Bill would provide investigation cloak to Ohio businesses

9/21/2003
BY JAMES DREW
BLADE COLUMBUS BUREAU CHIEF

COLUMBUS - Businesses would have the same privacy rights as citizens when the Ohio Department of Health investigates the cause of any disease or illness under a bill the legislature plans to tackle this fall.

Eight consumer, environmental, and media groups are protesting two sections of a bill that the Senate is examining.

As approved by the House of Representatives on June 25, the measure would allow the public to receive information about investigations if it is in “summary, statistical, or aggregate form and ... does not identify a person ...”

In addition to an individual, the use of “person” in Ohio Revised Code is interpreted to cover a business or a corporation.

“This equates the universally acknowledged importance of protecting the privacy of an individual's medical history with the dubious attempt to shield from public disclosure a corporation that is the subject of a health investigation or inquiry,” according to a letter signed by eight groups, including the League of Women Voters of Ohio and the Ohio Newspaper Association.

The bill also would prohibit the release of information during an investigation unless the director of the state health department decides the data is needed to “avert or mitigate a clear threat to an individual or to the public health.”

The state Department of Health included the two sections in a bill that would give the state more power to combat a potential bioterrorism attack.

The use of the word “person” to bar public access during a health investigation was added as the House Homeland Security Committee amended the bill, said the sponsor, state Rep. Jimmy Stewart (R., Athens).

Mr.
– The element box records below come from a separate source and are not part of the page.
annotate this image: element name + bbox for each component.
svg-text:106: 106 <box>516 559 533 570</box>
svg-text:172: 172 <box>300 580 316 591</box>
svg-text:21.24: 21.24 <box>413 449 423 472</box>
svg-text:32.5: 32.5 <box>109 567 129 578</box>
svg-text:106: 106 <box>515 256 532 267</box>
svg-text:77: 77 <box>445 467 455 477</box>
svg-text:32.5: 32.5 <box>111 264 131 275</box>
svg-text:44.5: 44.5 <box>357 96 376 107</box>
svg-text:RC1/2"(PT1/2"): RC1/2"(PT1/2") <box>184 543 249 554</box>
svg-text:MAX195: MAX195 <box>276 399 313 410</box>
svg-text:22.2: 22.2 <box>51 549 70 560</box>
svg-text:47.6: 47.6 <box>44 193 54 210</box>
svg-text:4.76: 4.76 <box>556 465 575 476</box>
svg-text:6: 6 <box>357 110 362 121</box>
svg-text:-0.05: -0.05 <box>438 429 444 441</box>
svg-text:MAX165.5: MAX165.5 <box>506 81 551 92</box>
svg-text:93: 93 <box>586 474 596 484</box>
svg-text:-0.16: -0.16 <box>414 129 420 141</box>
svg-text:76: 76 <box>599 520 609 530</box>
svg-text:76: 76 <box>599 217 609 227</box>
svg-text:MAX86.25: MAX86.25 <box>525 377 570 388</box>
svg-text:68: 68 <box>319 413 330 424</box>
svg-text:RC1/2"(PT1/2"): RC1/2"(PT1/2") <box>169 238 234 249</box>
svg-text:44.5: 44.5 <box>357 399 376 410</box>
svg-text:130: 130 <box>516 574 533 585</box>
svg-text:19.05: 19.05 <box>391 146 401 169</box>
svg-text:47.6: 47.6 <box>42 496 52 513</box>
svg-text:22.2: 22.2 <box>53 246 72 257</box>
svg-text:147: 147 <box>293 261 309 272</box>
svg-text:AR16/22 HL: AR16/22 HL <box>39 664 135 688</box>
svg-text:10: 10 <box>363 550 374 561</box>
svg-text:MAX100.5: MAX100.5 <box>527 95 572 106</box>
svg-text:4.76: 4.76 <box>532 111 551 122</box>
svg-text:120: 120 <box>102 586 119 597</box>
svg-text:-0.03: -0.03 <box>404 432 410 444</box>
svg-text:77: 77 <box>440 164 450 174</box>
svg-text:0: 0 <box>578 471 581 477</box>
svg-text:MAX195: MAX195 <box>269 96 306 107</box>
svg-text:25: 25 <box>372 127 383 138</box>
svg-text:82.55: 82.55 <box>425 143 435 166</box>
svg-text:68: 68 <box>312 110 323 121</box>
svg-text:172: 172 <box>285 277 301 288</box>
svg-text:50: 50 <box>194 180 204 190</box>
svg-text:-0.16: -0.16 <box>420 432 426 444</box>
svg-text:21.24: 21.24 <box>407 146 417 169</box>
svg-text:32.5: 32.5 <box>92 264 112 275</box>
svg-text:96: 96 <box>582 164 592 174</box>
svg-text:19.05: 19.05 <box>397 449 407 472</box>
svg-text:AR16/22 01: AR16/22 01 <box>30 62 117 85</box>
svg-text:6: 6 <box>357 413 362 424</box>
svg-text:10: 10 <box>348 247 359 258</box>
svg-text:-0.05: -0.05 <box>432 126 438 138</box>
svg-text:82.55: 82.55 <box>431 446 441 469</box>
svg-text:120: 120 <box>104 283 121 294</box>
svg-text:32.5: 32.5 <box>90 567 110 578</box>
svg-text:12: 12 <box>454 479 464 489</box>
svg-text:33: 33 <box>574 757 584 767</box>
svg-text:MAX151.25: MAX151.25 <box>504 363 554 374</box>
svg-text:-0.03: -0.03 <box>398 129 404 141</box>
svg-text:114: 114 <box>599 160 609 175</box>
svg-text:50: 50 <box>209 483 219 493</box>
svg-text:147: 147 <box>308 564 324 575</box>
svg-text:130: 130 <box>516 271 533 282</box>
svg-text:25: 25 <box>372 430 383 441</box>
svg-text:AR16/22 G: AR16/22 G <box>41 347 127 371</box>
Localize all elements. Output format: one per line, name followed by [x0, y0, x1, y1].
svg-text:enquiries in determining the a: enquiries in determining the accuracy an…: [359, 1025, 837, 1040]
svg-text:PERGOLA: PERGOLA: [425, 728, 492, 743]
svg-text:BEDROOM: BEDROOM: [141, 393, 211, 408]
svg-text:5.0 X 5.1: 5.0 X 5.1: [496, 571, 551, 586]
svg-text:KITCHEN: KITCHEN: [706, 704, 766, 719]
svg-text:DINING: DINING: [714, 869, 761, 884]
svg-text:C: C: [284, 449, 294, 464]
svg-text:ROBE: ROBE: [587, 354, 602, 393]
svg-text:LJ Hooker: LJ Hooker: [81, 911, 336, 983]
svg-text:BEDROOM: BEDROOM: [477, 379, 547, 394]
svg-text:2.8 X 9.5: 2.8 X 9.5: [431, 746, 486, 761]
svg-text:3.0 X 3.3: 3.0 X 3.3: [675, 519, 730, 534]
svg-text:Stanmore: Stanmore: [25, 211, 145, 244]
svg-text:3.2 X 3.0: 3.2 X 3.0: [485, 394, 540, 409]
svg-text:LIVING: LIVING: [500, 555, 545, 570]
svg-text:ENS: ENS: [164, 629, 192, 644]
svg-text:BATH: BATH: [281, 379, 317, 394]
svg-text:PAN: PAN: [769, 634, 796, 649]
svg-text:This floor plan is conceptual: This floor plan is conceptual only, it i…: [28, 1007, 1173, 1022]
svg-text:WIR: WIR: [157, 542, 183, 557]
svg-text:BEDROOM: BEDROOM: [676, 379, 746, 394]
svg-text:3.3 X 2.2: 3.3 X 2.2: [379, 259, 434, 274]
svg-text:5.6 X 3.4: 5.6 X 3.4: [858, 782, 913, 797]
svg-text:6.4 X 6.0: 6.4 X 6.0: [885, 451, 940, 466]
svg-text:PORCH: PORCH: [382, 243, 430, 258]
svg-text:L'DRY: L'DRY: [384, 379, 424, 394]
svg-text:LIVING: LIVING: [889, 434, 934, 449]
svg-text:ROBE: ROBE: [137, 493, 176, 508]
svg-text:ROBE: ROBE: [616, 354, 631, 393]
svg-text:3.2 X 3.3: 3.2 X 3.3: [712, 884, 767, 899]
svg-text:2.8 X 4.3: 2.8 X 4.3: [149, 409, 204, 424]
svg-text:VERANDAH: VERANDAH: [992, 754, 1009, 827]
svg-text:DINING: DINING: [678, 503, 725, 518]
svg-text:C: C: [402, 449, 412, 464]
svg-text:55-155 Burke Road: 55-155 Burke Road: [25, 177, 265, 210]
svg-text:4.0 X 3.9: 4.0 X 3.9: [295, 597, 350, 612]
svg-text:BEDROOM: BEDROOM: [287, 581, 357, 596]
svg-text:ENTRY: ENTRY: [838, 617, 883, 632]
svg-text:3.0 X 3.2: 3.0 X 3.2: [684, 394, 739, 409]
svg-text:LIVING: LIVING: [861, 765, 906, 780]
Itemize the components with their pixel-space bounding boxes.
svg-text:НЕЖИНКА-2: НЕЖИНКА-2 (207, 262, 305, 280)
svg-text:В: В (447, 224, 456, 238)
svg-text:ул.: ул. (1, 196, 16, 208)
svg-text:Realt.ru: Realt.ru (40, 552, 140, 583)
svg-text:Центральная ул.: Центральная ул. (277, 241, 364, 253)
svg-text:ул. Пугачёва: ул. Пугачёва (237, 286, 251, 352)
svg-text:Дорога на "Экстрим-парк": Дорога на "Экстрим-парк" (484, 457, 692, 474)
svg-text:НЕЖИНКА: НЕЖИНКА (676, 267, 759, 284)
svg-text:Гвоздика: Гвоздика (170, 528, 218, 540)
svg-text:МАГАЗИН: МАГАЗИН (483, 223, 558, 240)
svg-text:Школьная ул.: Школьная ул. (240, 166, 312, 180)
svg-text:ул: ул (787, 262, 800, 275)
Stewart said he couldn't recall who requested the change, but he said the goal is to protect businesses that are investigated - and are not found to be culprits.

Bryan Clark, conservation program coordinator for the Ohio chapter of the Sierra Club, said the state health department has failed to justify why the changes in state law are needed.

“Show us an instance where you released the name of a corporation and release of the name had an adverse impact on that corporation's bottom line. No one can answer the most fundamental question: Why would we change a century-old health law if it is not broken?” Mr. Clark said.

Jodi Govern, general counsel of the state health department, said existing law “leads to less cooperation from individuals and businesses because they don't have any incentive to cooperate with it.”

Jack Pounds, president of the Ohio Chemistry Technology Council, said he had not heard of any business trade groups that had urged the health department or legislature to give companies protection from disclosure of government records.

He said companies that conduct health assessments of their workers are required under federal law to report their findings.

Catherine Turcer, legislative director for the consumer and environmental group Ohio Citizen Action, said the health department is using fears about bioterrorism to try to make it tougher for groups that oppose the state's efforts to restrict public access to government documents.

“No one wants to say, `Sign me up with the terrorists.' It puts anyone in opposition in an awkward spot,” she said.

Ms. Turcer said the bill would give the director of the state health department too much power.

For example, if the bill becomes law, a company investigated as part of an outbreak of illness or disease could receive information from the state - but citizens could not, Mr. Clark said.

State Sen. Steve Stivers (R., Columbus), sponsor of a similar measure in the Senate, said he supports amending the bill to make it clear that the health department director must release statistical data.

Judy Junga, a Toledo resident and an Envirosafe watchdog, said she requested information from the state health department in 1996 about elevated radionuclide levels at the hazardous waste landfill in Oregon.

“We fund these agencies through our taxes. Why shouldn't we have access to the information? Doesn't every person have the right to look out for their vital interests? Can we do that if they take away the tools we have, which the Founding Fathers gave us?” she said.